Will there be a War Between the US and the “Iranian Terrorists”?
Will there be a War Between the US and the “Iranian Terrorists”? Author: Salman Rafi Sheikh for Journal NEO
A visible pattern of US foreign policy application in the past two decades has been direct wars/military interventions as in Afghanistan, Iraq, Syria, and Libya. Importantly enough, all of these started with the US designating these countries, their rulers or some elements in them as “terrorists”, posing “threat” to the US security. In Afghanistan, it was the Taliban; in Iraq, Saddam Hussain supposedly possessed Weapons of Mass Destruction (WMDs); in Libya, Qaddafi was a threat and in Syria, Assad’s rule was “terrorising” enough to justify a military intervention. The Trump administration, following in the footsteps of its predecessors, has now found an “Iranian terrorist” to justify a strict action—a war, ideally speaking. The designation of Iran’s Revolutionary Guards as a terrorist organisation is not just a gross non-sense; it carries a subtle meaning against the backdrop of a usual US foreign policy and its 21st century grand strategy, a crucial element of which is the so-called “war on terror” which begins with a label of “terrorism.” As such, the pertinent question is: will the US designation of Revolutionary Guards as “terrorists” be a precursor move towards a direct war?
While it may not cause a war immediately, the designation has certainly created a condition for it. While the US president, as he put the decision, tended to sound like avoiding a military confrontation and instead underscored his move as a strategy to exert “maximum pressure” on Iran by targeting the Guards, who wield considerable economic clout within Iran, the matter is a lot more complicated than meets the eye. Not only is this for the very first time that the US has labelled a formal state entity as “terrorist”, but also made its intentions clear that the US – Iran relations, particularly with regard to Iran’s increasing influence in the Middle East, would not normalise any time soon. Indeed, bi-lateral relations have turned into a tickling time-bomb.
Recognising the complication that this particular designation has created, Richard Nephew, a former director for Iran at the National Security Council, said “If you have terrorists nearby … what do you do with them?”, adding further that “In the US system, we have authorities that authorize military operations against them [terrorists]. The Iranians know that. Are they going to wait to be hit? Or will they hit first?”
What if a confrontation happens and some personnel on both sides are killed? Will it lead to a war of attrition and/or pitched battles since both sides have now declared each other as “terrorists?”\
While a straightforward answer to this question may not be available as yet, there is little doubt that this designation has institutionalized US enmity with Iran, meaning thereby that almost all the doors towards resolution of outstanding problems, especially the Iran-nuke deal and return of the US to the deal, are now closed at least for now, which means that the objective conditions for hostility to turn into hostilities have come into existence in a much stronger form than ever before.

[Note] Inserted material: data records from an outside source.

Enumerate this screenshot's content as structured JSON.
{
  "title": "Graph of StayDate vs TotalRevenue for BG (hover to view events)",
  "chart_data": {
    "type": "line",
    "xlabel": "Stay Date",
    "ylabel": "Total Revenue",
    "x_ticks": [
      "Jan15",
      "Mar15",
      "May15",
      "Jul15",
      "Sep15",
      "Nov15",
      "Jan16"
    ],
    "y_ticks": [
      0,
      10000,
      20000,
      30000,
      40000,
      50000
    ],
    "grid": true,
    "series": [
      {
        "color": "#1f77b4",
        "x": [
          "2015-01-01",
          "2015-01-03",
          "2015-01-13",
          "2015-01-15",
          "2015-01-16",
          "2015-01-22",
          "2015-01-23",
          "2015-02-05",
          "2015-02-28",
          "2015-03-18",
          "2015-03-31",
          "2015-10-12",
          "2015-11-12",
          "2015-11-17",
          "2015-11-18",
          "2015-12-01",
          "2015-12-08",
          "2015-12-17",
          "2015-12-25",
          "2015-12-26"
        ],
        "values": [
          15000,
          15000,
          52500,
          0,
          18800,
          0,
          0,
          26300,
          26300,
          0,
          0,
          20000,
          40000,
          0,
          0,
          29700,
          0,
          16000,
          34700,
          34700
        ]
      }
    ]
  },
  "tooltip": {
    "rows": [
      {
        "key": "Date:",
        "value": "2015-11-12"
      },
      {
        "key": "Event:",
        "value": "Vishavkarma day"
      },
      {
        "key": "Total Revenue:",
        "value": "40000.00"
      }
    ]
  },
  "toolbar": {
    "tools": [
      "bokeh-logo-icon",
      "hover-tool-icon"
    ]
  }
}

This designation is also likely to embolden hawks in Washington, Riyadh and Tel Aviv to design an aggressive strategy against Iran, particularly in terms of inciting Iran’s minorities against the regime, an important part of which is the Guards.
Unsurprisingly, these countries are already appraising the US decision. While Netanyahu claimed the credit for convincing the US to take this decision, an official Saudi newspaper, Al Arabiya, stated that “the US decision (follows) the kingdom’s repeated demands to the international community to address the issue of Iranian-backed terrorism.” It further stated that the decision is “practical and serious step” in curbing what the kingdom describes as Iranian meddling in the region. Washington’s decision on Monday marks the first time that the US has branded an arm of a foreign government a terrorist group.”
Within the US, hawkish think-tanks are clearly pushing a war propaganda. Atlantic Council thinks that after the ISIS, “the IRGC and extremist Shia groups under its command are now the biggest threat to the stability of the region and to US interests and those of its allies. The post-ISIS era in the region will be marked by a sharp increase in tensions between the United States and the Islamic Republic.”
A pro-Netanyahu Israeli newspaper wrote that the designation as terrorist was necessary because Iran “is slowly but steadily turning Syria and Iraq into proxy-states based on the Lebanon model” and that it is also “continuing its entrenchment” in Syria. This is a part of the war that Iran “is actively preparing for” against Israel; hence, the necessity to curb Iranian efforts and then resultant designation of the Guards, Iran’s premier military force, as terrorist to isolate it.
But the prospect of an actual war between the US and Iran is not bright given that the US as well as its allies know that such a step will not remain confined to just Iran. At the same time, if the intention is to curtail Iran’s activities in the Middle East, this step is unlikely to make any difference since the Guards have long been under US sanctions and it made no difference to lowering their activity in the region.
What this means is that instead of the Guards changing their policy, what is most likely to happen is that the US’ regional strategies in Syria and Iraq will come under severe challenge. Iran will most likely press for a making its “resistance front” even stronger.
Salman Rafi Sheikh, research-analyst of International Relations and Pakistan’s foreign and domestic affairs, exclusively for the online magazine “New Eastern Outlook”.